The 2022 Bassmaster Elite Series season kicks off next week at the St. John’s River in Florida. It’s the fourth year in a row that the St. John’s is hosting the kick-off event to the season. After finishing in July last year, it’s been a long off-season and I can tell you I’m excited to get the new season started.
Typically the Elite Series relegates some anglers from the field each year, while bringing in a new batch, usually around ten anglers. Because of the pandemic nobody was relegated after the 2020 season and we had a field of 100 anglers last year. For 2022, Bassmaster wanted to get the field back down to around 90 anglers and there were 13 new qualifiers from the Bassmaster Open Series so 23 anglers were removed from the field after last year.
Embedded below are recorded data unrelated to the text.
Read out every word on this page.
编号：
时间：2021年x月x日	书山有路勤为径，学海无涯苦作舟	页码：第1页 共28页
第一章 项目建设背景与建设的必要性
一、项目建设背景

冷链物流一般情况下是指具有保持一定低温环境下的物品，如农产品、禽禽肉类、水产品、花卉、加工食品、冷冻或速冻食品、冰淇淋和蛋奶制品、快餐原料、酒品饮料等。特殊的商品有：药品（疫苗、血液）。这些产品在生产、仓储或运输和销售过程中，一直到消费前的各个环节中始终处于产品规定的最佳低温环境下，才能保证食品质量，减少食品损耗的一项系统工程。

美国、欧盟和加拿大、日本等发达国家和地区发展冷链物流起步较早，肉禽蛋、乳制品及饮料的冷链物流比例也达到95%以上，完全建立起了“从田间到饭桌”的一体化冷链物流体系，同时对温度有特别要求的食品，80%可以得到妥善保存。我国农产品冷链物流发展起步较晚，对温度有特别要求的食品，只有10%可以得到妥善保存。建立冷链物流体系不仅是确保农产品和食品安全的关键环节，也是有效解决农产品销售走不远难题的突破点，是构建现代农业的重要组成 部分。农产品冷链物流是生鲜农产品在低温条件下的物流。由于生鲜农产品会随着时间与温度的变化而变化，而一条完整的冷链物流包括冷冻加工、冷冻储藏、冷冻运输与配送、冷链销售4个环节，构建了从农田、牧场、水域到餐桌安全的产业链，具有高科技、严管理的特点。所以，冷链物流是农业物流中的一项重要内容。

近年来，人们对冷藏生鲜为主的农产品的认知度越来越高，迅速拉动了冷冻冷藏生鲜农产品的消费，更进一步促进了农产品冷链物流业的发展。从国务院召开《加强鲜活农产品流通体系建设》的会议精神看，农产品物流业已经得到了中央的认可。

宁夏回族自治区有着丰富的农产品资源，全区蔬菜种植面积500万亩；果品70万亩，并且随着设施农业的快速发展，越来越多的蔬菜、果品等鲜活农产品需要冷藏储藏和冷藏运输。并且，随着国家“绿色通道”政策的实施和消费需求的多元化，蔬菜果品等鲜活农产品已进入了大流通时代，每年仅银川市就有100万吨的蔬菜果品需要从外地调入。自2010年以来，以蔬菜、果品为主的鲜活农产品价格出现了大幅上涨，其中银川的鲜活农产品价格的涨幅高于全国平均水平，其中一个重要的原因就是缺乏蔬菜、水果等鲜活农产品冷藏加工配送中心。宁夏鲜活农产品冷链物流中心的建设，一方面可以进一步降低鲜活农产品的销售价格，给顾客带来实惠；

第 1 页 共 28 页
They based the relegations on the past three year average of angler of the year points.
It was tough because I had a few good friends who aren’t going to be fishing this year but hopefully they will be able to find their way back. Like any other high level sport, there are always young, up and coming stars who want to take your spot. Heading into this season, I expect the Elite Series to be very competitive. It is a stacked field with many of the best bass anglers in the World. While most of the anglers are from the U.S., there is some international representation as well. There are three Canadians, including myself, along with Chris and Cory Johnston from Peterborough, Ontario. There are also one Australian, Carl Jocumsen, as well as three anglers from Japan. Takumi Ito, who won the final event of 2021, is entering his third season and will be joined by two of his friends, Daisuke Aoki and Masayuki Matsushita who have both won Open tournaments over the past two years. These Japanese anglers are really good, particularly with finesse techniques. The bass fishing is tough in Japan so they have to have a high skill level to consistently catch fish. These skills have resulted in quick success when they have come over to North America.
The emcee for the Elite Series, Dave Mercer, is also Canadian, heading into his twelfth season as the man running the stage. He is the long-time host of the Facts of Fishing TV show and is very good at what he does.
Anyone who has followed the Elite Series over the past couple of years and watched Bassmaster Live has probably taken a liking to Taku Ito for his animated personality when he is in front of a camera. He is one of those guys who is fun to be around and he’s got a great sense of humour. I have become friends with him and when I think about some of the sacrifice that I make to pursue this crazy activity, it’s much greater for him. He has a wife and five year old son back in Japan but comes over the America for the entire season. While his English is pretty good, when he first came over here it was very minimal. He had to find a boat and truck to use, learn how to get around the United States and figure out how to catch bass on a different continent. It’s pretty remarkable. I have a lot of respect for him. Taku is not the first Japanese angler to find success in America. There have been several anglers before him who have done very well, particularly Takahiro Omori, who when the 2004 Bassmaster Classic.
We start the new season with back to back events in Florida, at the St. John’s, followed by the Harris Chain of Lakes the following week. I last fished the Harris Chain in 2018, in an FLW Tour event where I finished second and fellow Canadian Chris Johnston won so I’m looking forward to that one just based on some past success. Following that we have the Bassmaster Classic in early March at Lake Hartwell, South Carolina, followed by a regular Elite event at Santee Cooper Lake in South Carolina. My wife Shelby and I are down in Florida now, getting warmed up for the new season and enjoying the nicer weather, though it has been unseasonable cold here as well. We’ll get to come home after mid-March after this first run of tournaments, which I’m looking forward to because I really love the late March ice fishing!